LWL Museum für Kunst und Kultur in Münster
Münster
The Museum für Kunst und Kultur is a cultural giant surrounded by others of its kind: Located in the middle of Münster’s beautiful old town, right by the Prinzipalmarkt square with its typical gabled buildings and archways, the historical town hall that was the site of the Peace of Westphalia, and the famous 13th-century St Paul’s Cathedral, it represents the most important art collection in Westphalia.
350,000 objects comprise the museum’s collection, dedicated to a full millennium of Western art and cultural history on 7500 square metres worth of exhibition space. Visitors can learn about medieval sacred art based on the images of saints, passion figures, liturgical vestments, and panel paintings in brightly illuminated rooms.
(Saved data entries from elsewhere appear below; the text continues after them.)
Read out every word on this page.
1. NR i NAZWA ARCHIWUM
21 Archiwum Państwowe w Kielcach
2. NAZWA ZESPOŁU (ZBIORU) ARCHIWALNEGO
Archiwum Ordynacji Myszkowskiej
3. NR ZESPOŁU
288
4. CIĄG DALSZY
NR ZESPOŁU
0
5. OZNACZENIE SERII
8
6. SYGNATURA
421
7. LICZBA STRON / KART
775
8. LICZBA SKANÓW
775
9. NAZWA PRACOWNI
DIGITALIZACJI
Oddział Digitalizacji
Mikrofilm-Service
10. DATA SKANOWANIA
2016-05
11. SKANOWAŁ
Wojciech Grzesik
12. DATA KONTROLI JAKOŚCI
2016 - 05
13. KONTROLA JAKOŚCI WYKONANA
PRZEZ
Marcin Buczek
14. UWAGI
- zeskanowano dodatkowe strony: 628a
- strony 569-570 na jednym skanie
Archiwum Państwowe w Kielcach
They can lose themselves entirely in Renaissance and Baroque art as they stroll through the spacious exhibition halls, gazing at paintings, graphics, and sculptures created by Westphalian and Dutch masters.
Paintings by the Münster painter family tom Ring, of which the largest complex of works world-wide is found in the LWL Museum, form one highlight here. Following the iconoclasm of the Reformation in the 16th century – with confiscation, damage, and destruction of images of Christ and other saints – they were busy with refurnishing churches and bourgeois parlours. Museum visitors can recognise the status-awareness of the early middle classes and a generation of artists striving for autonomy here today, particularly in the self-portraits of the painters’ family.
Pieces of Classical Modernism and contemporary art are not neglected either in the museum’s presentation. Headquartered on Münster’s Domplatz since 1908, the former “Landesmuseum für die Provinz Westfalen”, renamed LWL-Museum für Kunst und Kultur in 2013, hosts works by Rhenish Expressionist August Macke and Westphalian Expressionists Wilhelm Morgner and Peter August Böckstiegel for lovers of distinctive forms and strong colours. It pays tribute to groups such as the Brücke and the Blaue Reiter and introduces currents like the “Neue Sachlichkeit” with painters including Otto Dix and Georg Scholz. Art from the years after 1945 is honoured with works by Emil Schumacher or Blinky Palermo. Of course, Düsseldorf’s Zero Art with its creative hour zero, light influence, and purist aesthetics is found here, too.
International open-air exhibition
Travellers on a cultural exploration tour of Münster should make sure to check out the sculptures in public spaces following a museum visit. Remnants of the Münster sculpture projects continue to be scattered across the city. The LWL-Museum für Kunst und Kultur has been co-hosting the international open-air exhibition once a decade since 1977, with a show for which artists from around the world create dedicated works in locations of their own choice. Many works created in this context remain on permanent display and are establishing themselves as fixed attractions in the cityscape.